Ce que signifient un cortisol élevé et un cortisol bas : les valeurs normales du matin et du soir, le syndrome de Cushing et l'insuffisance surrénale, quels examens associer et quand s'inquiéter.

Ce que montre l’analyse de cortisol

Le cortisol est le principal glucocorticoïde de l’organisme ; il est fabriqué par les glandes surrénales, situées au-dessus des reins. Il suit un rythme sur 24 heures — le plus haut tôt le matin, le plus bas vers minuit — et augmente avec le stress, ce qui lui vaut le nom d’hormone du stress. Un seul dosage ne capte que cet instant : le moment du prélèvement compte donc autant que le chiffre, d’après MedlinePlus.

Il est piloté par l’axe hypothalamo-hypophyso-surrénalien : l’ACTH de l’hypophyse indique aux surrénales la quantité à produire, et le cortisol exerce un rétrocontrôle qui éteint le signal. On le lit donc rarement seul : ajouter l’ACTH montre se situe le problème, surrénalien ou hypophysaire, et le distingue de l’androgène surrénalien DHEAS, comme le décrit StatPearls. Le dosage standard mesure le cortisol total, si bien que les œstrogènes, la grossesse et la pilule peuvent élever la valeur sans élever l’hormone libre active.
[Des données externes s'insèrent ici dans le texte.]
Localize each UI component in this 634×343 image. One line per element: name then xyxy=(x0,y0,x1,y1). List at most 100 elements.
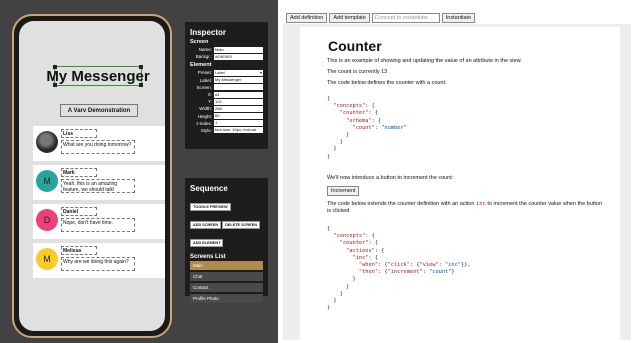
extends-text: The code below extends the counter defin… xyxy=(327,201,602,207)
subtitle-text: A Varv Demonstration xyxy=(67,107,131,114)
preset-select[interactable]: Label ▾ xyxy=(214,69,263,76)
field-row: Backgr.: #E0E0E0 xyxy=(190,53,263,60)
avatar: M xyxy=(36,170,58,192)
phone-frame: My Messenger A Varv Demonstration Liss W… xyxy=(12,14,172,338)
screen-item-chat[interactable]: Chat xyxy=(190,272,263,281)
code-line: } xyxy=(327,290,343,297)
field-row: Preset: Label ▾ xyxy=(190,69,263,76)
instantiate-button[interactable]: Instantiate xyxy=(441,12,476,23)
height-input[interactable]: 60 xyxy=(214,113,263,120)
chat-row[interactable]: Liss What are you doing tomorrow? xyxy=(33,126,165,161)
code-line: } xyxy=(327,305,331,312)
code-line: { xyxy=(327,96,331,102)
field-row: Screen: xyxy=(190,84,263,91)
code-line: { xyxy=(327,226,331,232)
delete-screen-button[interactable]: DELETE SCREEN xyxy=(222,221,260,229)
field-row: Height: 60 xyxy=(190,113,263,120)
chat-name: Liss xyxy=(61,129,97,138)
resize-handle[interactable] xyxy=(53,65,57,69)
code-line: "counter": { xyxy=(339,110,379,117)
increment-button[interactable]: Increment xyxy=(327,186,360,196)
field-row: Y: 124 xyxy=(190,98,263,105)
add-definition-button[interactable]: Add definition xyxy=(286,12,328,23)
code-line: } xyxy=(327,139,343,146)
z-index-input[interactable]: 1 xyxy=(214,120,263,127)
chat-row[interactable]: M Melissa Why are we doing this again? xyxy=(33,243,165,278)
extends-text-part: to increment the counter value when the … xyxy=(487,201,603,207)
style-input[interactable]: font-size: 40px; font-we xyxy=(214,127,263,134)
code-line: } xyxy=(327,146,337,153)
code-line: "inc": { xyxy=(352,254,379,261)
screen-input[interactable] xyxy=(214,84,263,91)
field-label: Preset: xyxy=(197,70,212,76)
avatar: M xyxy=(36,248,58,270)
chat-message: Yeah, this is an amazing feature, we sho… xyxy=(61,179,135,193)
field-label: X: xyxy=(207,92,212,98)
resize-handle[interactable] xyxy=(139,65,143,69)
field-row: z-index: 1 xyxy=(190,120,263,127)
screen-heading: Screen xyxy=(190,39,209,45)
preset-value: Label xyxy=(215,69,225,75)
code-line: } xyxy=(327,298,337,305)
chat-name: Daniel xyxy=(61,207,97,216)
chevron-down-icon: ▾ xyxy=(259,69,262,75)
inspector-title: Inspector xyxy=(190,28,227,37)
field-row: Style: font-size: 40px; font-we xyxy=(190,127,263,134)
subtitle-label[interactable]: A Varv Demonstration xyxy=(60,104,138,117)
document-title: Counter xyxy=(328,38,382,54)
code-line: } xyxy=(327,276,356,283)
avatar: D xyxy=(36,209,58,231)
extends-text-continued: is clicked xyxy=(327,208,350,214)
y-input[interactable]: 124 xyxy=(214,98,263,105)
label-input[interactable]: My Messenger xyxy=(214,77,263,84)
app-title[interactable]: My Messenger xyxy=(46,65,150,87)
toggle-preview-button[interactable]: TOGGLE PREVIEW xyxy=(190,203,231,211)
field-row: Label: My Messenger xyxy=(190,77,263,84)
code-line: "schema": { xyxy=(346,117,382,124)
add-screen-button[interactable]: ADD SCREEN xyxy=(190,221,222,229)
screens-list-heading: Screens List xyxy=(190,254,226,260)
editor-pane: My Messenger A Varv Demonstration Liss W… xyxy=(0,0,278,343)
code-line: "count": "number" xyxy=(352,124,407,131)
screen-item-profile-photo[interactable]: Profile Photo xyxy=(190,294,263,303)
x-input[interactable]: 64 xyxy=(214,91,263,98)
phone-screen[interactable]: My Messenger A Varv Demonstration Liss W… xyxy=(19,21,165,331)
code-line: "actions": { xyxy=(346,247,385,254)
code-line: } xyxy=(327,283,350,290)
width-input[interactable]: 288 xyxy=(214,105,263,112)
code-line: } xyxy=(327,132,350,139)
button-intro-text: We'll now introduce a button to incremen… xyxy=(327,175,454,181)
element-heading: Element xyxy=(190,62,212,69)
field-label: Height: xyxy=(197,113,212,119)
background-input[interactable]: #E0E0E0 xyxy=(214,53,263,60)
field-label: Backgr.: xyxy=(195,54,212,60)
extends-text-part: The code below extends the counter defin… xyxy=(327,201,475,207)
code-block-actions: { "concepts": { "counter": { "actions": … xyxy=(327,226,471,312)
resize-handle[interactable] xyxy=(53,83,57,87)
concept-input[interactable]: Concept to instantiate xyxy=(371,12,440,23)
code-line: "counter": { xyxy=(339,240,379,247)
add-template-button[interactable]: Add template xyxy=(329,12,370,23)
field-label: Screen: xyxy=(196,84,212,90)
chat-message: Why are we doing this again? xyxy=(61,257,135,271)
chat-name: Melissa xyxy=(61,246,97,255)
chat-row[interactable]: M Mark Yeah, this is an amazing feature,… xyxy=(33,165,165,200)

Valeurs normales du cortisol

Le cortisol varie au fil de la journée : il n’y a donc pas de valeur normale unique — on l’interprète en fonction de l’heure du prélèvement. Le cortisol sérique s’exprime en µg/dL (États-Unis) ou en nmol/L ailleurs, et les deux diffèrent (1 µg/dL ≈ 27,6 nmol/L). Valeurs d’orientation chez un adulte en bonne santé :

Heure du prélèvementµg/dL (conventionnel)nmol/L (SI)
Matin (~8 h), le pic quotidien~5–25~140–690
Après-midi (~16 h)~3–16~80–440
Fin de soirée / minuit (endormi)en dessous de ~5en dessous de ~140

Deux seuils comptent plus que la fourchette. Un cortisol du matin inférieur à 5 µg/dL (140 nmol/L) fait craindre une insuffisance surrénale ; au-dessus d’environ 15–18 µg/dL, elle devient improbable. Après une prise de 1 mg de dexaméthasone le soir, un axe normal freine le cortisol sous 1,8 µg/dL (50 nmol/L) ; une valeur plus élevée constitue un dépistage positif du syndrome de Cushing. Les seuils dépendent de la technique de dosage : interprétez votre résultat avec la plage et l’heure de prélèvement de votre propre laboratoire.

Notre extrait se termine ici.